As Russia’s invasion of his country reached the one-month mark, Ukrainian President Volodymyr Zelensky addressed the world from outside a government building, a soldier keeping watch in the background.
“Make yourself visible and heard,” he said in English during the multilingual video address. “Say that people matter, freedom matters. Peace matters. Ukraine matters.”
The Ukrainian president has conducted a virtual speaking tour over the past four weeks, appearing in front of leaders and legislative bodies across North America and Europe to rally backing for his country’s defense. His Wednesday video underscored what he has repeated again and again: “The world must stop the war,” Zelensky said, asking for further demonstrations of solidarity.
All around the world, protests have sprung up over the past month condemning the war.
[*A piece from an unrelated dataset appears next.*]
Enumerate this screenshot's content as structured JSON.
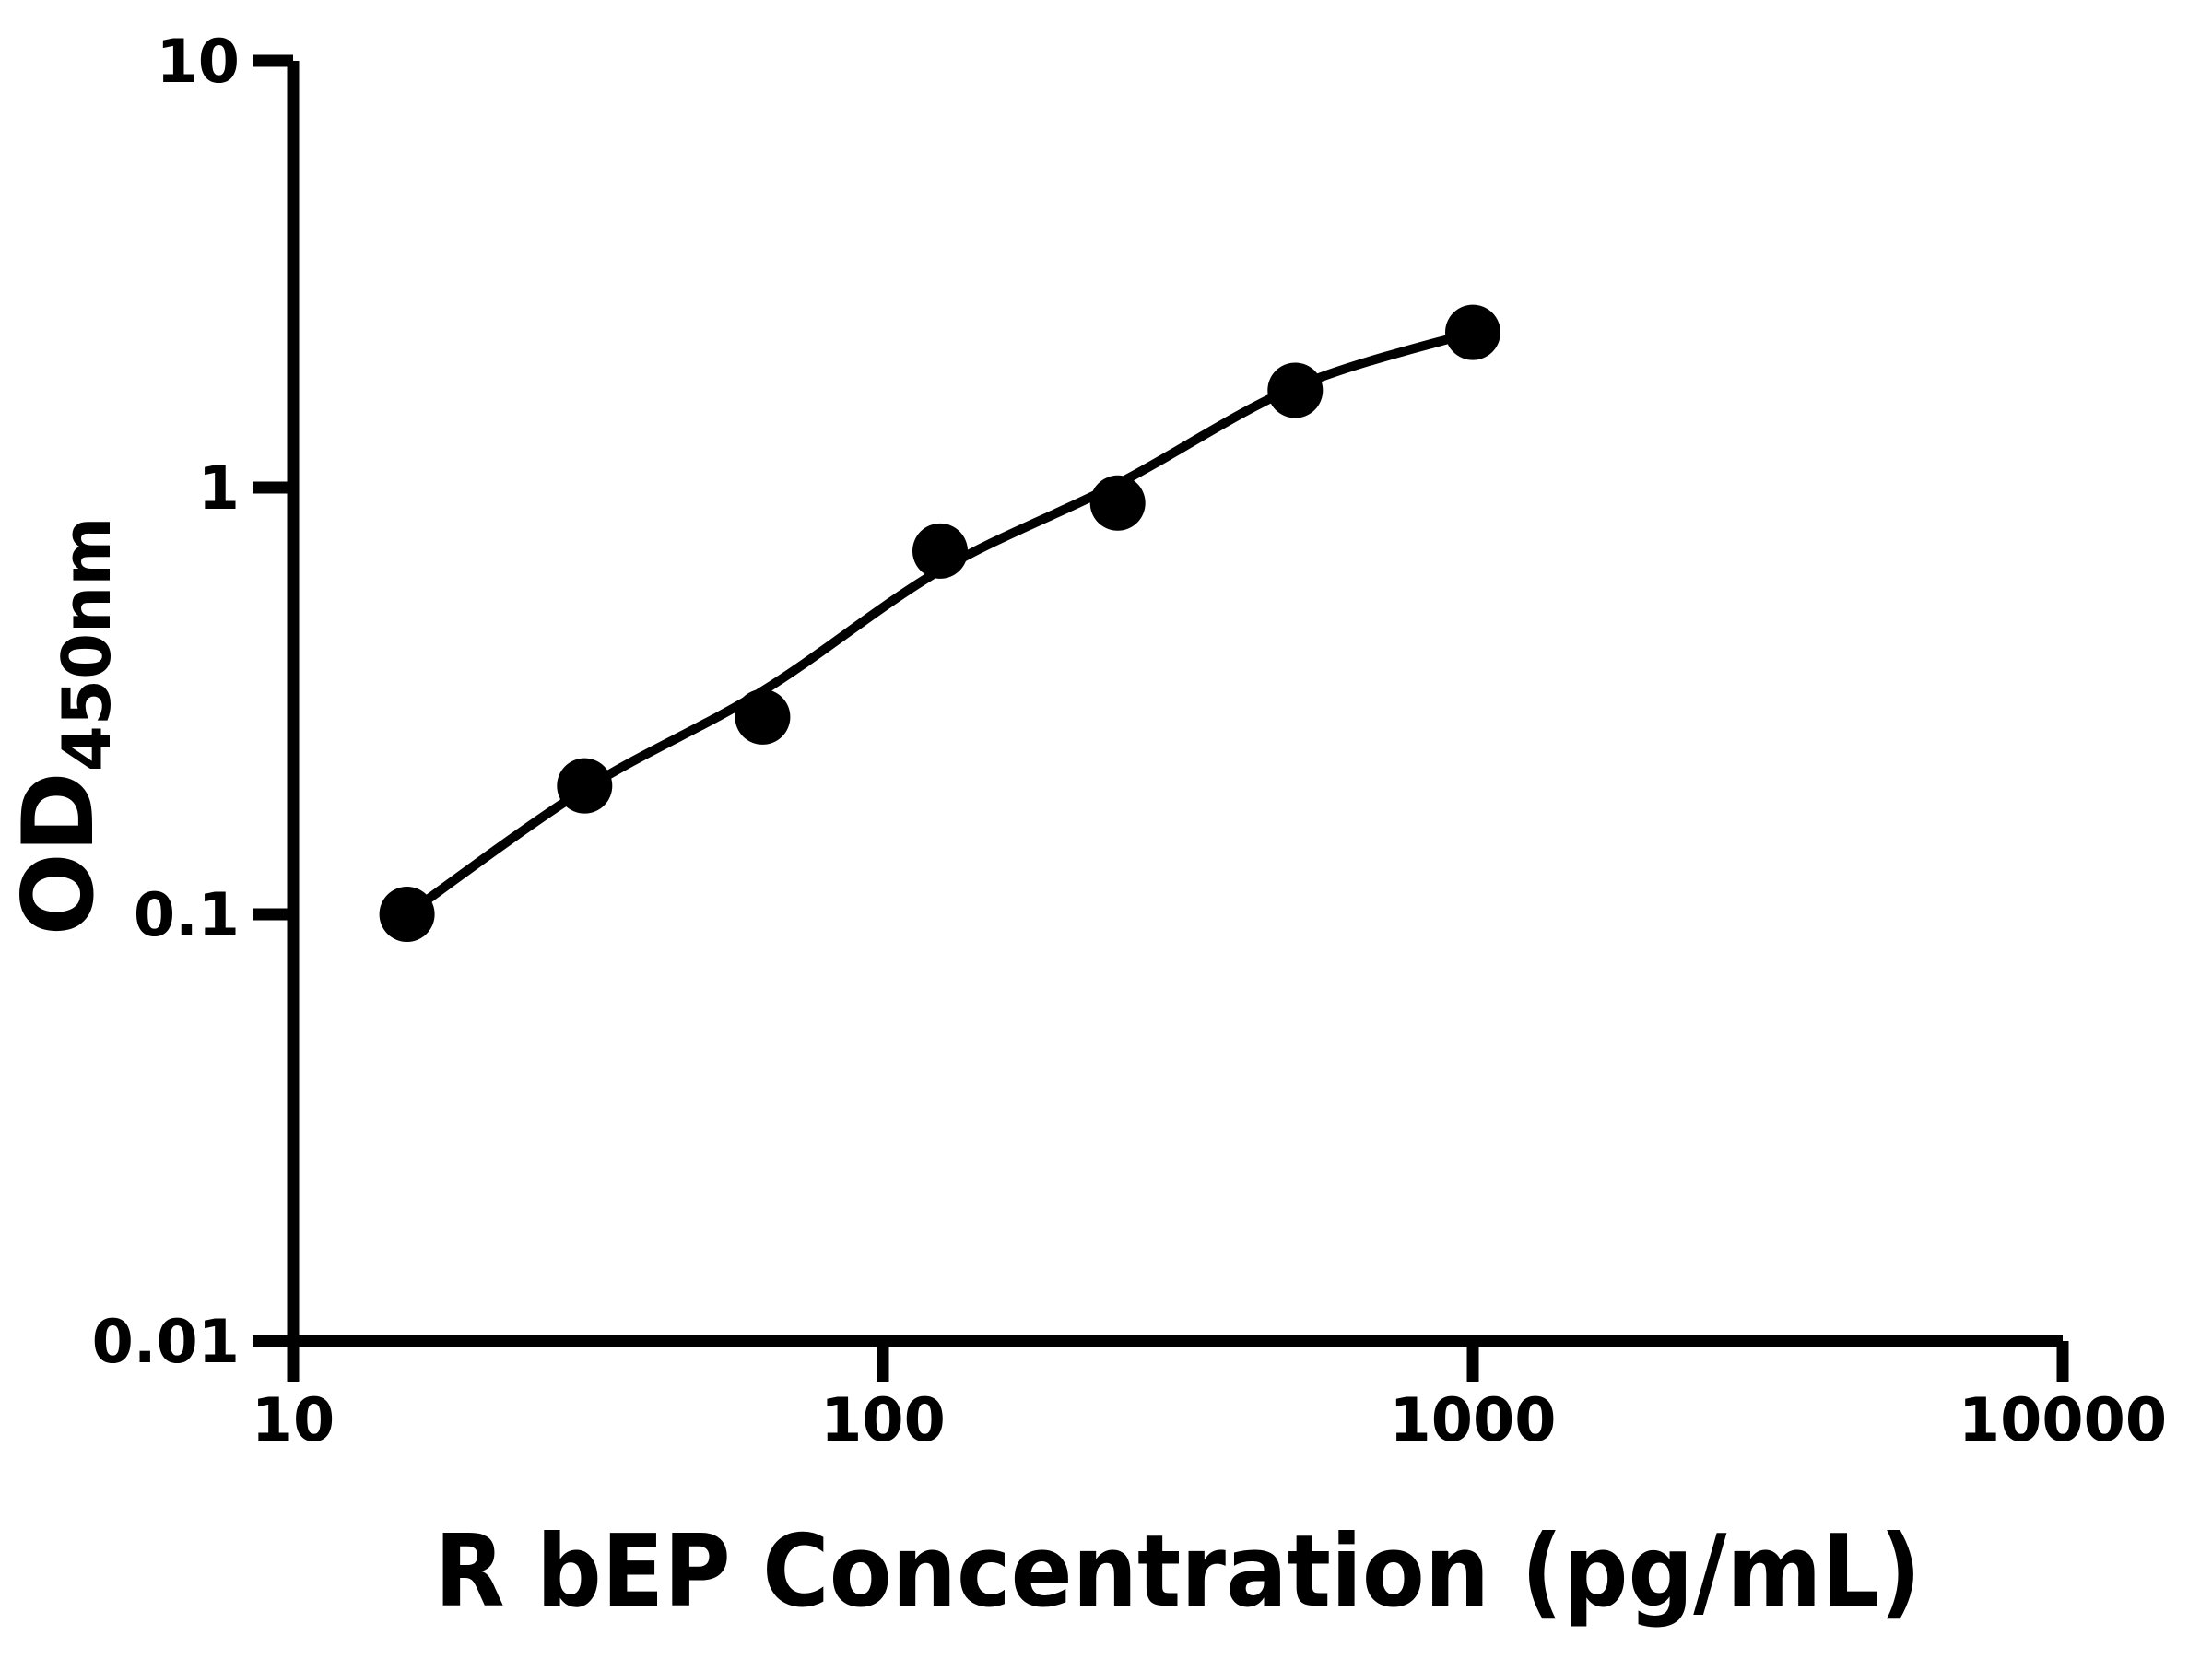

In London, people held placards and waved Ukrainian and British flags. In Durban, South Africa, protesters holding antiwar posters marched along the city’s Golden Mile Beach. In Belgrade, Serbia, one demonstrator burned his Russian passport. In Kuala Lumpur, Malaysia, people clutched bunches of flowers.
In Russia, antiwar protests have occurred daily, the independent human rights organization OVD-Info reported, with police detaining thousands. More than 4,500 protesters were arrested in one day early this month.
The sunflower, Ukraine’s national flower, has become a global symbol of solidarity. People are adding the bright yellow sunflower emoji to their social media profiles and wearing sunflowers in their hair and on their clothing. Some are planting seeds so more sunflowers can grow. In one viral video, a Ukrainian woman was heard telling armed Russian soldiers, “Take these seeds so sunflowers grow here when you die,” BBC News reported.
Protesters have turned out in force inside Ukraine, too, despite the dangers. Dozens of Ukrainian protesters chanted “Go home!” in the Russian-occupied city of Kherson on Sunday. They were later violently dispersed by Russian forces.
Zelensky has sought to frame the war as the Kremlin’s attack on free and democratic societies, and he has used his nightly video messages to boost morale at home and stir support abroad.
“They thought Ukrainians would be frightened; they thought Ukrainians would not fight. They were wrong,” he said Wednesday of Russia, adding later: “A month has passed — we withstood six times longer than the enemy had planned.”
Zelensky also addressed Russians directly, saying he knows many are tired of Moscow’s propaganda about the war and encouraging them to continue speaking out.
“Save your sons from the war, tell the truth about the war,” he said.